Paul Kershaw, Unite housing workers chair
Jack Jeffrey’s article on the Tories’ threats to introduce ‘Right to Buy’ for housing associations mentions that the idea has been mooted previously (see ‘Tories talk up social housing sell-off’).
In fact, it has been suggested in 2005, 2015, 2019 and 2022, but none of the previous attempts came to much. I think there are a few fundamental reasons for this.
First, few workers have enough money or job security to afford to buy their housing association home, even at a discount.
Also, levelling-up secretary Michael Gove says there is no new money for the plans. Therefore, no government compensation for the housing associations. The banks, which finance these property giants, would not like that.

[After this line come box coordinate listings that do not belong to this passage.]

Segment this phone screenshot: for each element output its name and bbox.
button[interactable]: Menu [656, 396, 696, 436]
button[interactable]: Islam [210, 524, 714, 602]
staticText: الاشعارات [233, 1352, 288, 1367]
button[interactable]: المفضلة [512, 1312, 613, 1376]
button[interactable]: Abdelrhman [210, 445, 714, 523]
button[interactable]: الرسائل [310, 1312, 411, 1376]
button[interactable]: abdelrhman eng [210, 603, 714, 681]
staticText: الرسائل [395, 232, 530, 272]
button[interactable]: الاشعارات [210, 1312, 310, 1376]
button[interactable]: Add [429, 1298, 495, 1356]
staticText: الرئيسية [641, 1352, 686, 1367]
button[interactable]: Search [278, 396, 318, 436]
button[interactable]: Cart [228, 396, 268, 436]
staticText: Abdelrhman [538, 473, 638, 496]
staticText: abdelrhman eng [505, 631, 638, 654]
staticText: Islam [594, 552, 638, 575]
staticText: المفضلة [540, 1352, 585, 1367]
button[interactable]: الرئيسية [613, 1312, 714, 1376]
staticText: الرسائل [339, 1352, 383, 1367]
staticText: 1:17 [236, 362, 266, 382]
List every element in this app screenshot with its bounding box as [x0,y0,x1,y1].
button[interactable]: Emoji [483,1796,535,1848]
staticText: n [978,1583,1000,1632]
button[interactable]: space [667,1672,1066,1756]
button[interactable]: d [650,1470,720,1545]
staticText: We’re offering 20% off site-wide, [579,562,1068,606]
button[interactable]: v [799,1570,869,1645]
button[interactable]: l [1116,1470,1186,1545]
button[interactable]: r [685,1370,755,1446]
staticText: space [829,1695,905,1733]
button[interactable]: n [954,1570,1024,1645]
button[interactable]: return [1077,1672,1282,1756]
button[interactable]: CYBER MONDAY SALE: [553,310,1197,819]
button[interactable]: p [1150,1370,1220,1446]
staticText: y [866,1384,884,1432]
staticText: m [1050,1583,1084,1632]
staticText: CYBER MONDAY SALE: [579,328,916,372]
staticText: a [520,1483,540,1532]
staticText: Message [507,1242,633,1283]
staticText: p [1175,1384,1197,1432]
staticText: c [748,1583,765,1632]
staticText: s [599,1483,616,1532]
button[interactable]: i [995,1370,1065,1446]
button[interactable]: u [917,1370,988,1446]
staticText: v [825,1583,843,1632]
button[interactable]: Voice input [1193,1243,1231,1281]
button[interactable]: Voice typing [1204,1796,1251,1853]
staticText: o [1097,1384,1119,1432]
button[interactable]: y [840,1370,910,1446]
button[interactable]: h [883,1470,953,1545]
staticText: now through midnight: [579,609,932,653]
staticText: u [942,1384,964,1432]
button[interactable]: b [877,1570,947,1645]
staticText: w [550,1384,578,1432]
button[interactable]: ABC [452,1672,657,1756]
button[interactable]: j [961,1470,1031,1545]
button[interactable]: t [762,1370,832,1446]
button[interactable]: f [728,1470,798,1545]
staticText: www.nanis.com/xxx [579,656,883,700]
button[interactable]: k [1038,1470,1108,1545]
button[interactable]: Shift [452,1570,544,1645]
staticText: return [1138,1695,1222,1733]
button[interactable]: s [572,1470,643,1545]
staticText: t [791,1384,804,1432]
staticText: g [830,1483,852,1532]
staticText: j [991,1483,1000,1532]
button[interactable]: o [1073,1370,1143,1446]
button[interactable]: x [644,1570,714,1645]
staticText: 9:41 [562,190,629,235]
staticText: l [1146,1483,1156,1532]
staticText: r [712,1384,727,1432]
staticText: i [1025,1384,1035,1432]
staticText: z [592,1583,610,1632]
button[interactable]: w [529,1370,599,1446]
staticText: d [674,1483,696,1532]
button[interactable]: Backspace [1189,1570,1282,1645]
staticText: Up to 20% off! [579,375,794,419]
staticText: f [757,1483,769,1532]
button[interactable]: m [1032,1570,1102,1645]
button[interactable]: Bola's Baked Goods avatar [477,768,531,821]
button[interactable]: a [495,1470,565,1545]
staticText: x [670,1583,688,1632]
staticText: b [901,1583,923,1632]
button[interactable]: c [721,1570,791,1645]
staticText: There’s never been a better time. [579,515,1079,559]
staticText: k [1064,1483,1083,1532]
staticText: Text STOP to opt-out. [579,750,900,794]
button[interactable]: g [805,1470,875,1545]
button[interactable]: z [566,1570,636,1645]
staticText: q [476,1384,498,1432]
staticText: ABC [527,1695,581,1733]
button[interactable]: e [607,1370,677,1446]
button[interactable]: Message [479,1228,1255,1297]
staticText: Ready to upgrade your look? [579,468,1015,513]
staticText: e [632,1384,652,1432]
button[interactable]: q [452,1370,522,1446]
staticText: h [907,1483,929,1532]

Similarly, housing associations are private institutions. For the government to force them to offer discounts selling off property would mean being at odds with rich investors, not something the Tories like to do!
There was a trial of Right to Buy in housing associations a year or two ago. The official evaluation found there were just under 1,900 sales, with an average discount of £65,000 at a cost of £124 million to the government.
It estimated that 224,000 housing association homes would be sold across the country over ten years if no limits were placed on demand. Based on the same average discount, that would make the cost to the government, for compensating the housing associations, a cool £14.6 billion. You could build a good number of council homes for that. Not that the government would!
Like Jack pointed out in his article, the announcement is likely to be an empty call to buy some popularity among Tory backbenchers. Still, it remains for us to fight for council homes for the 4.2 million people in need of social housing in England.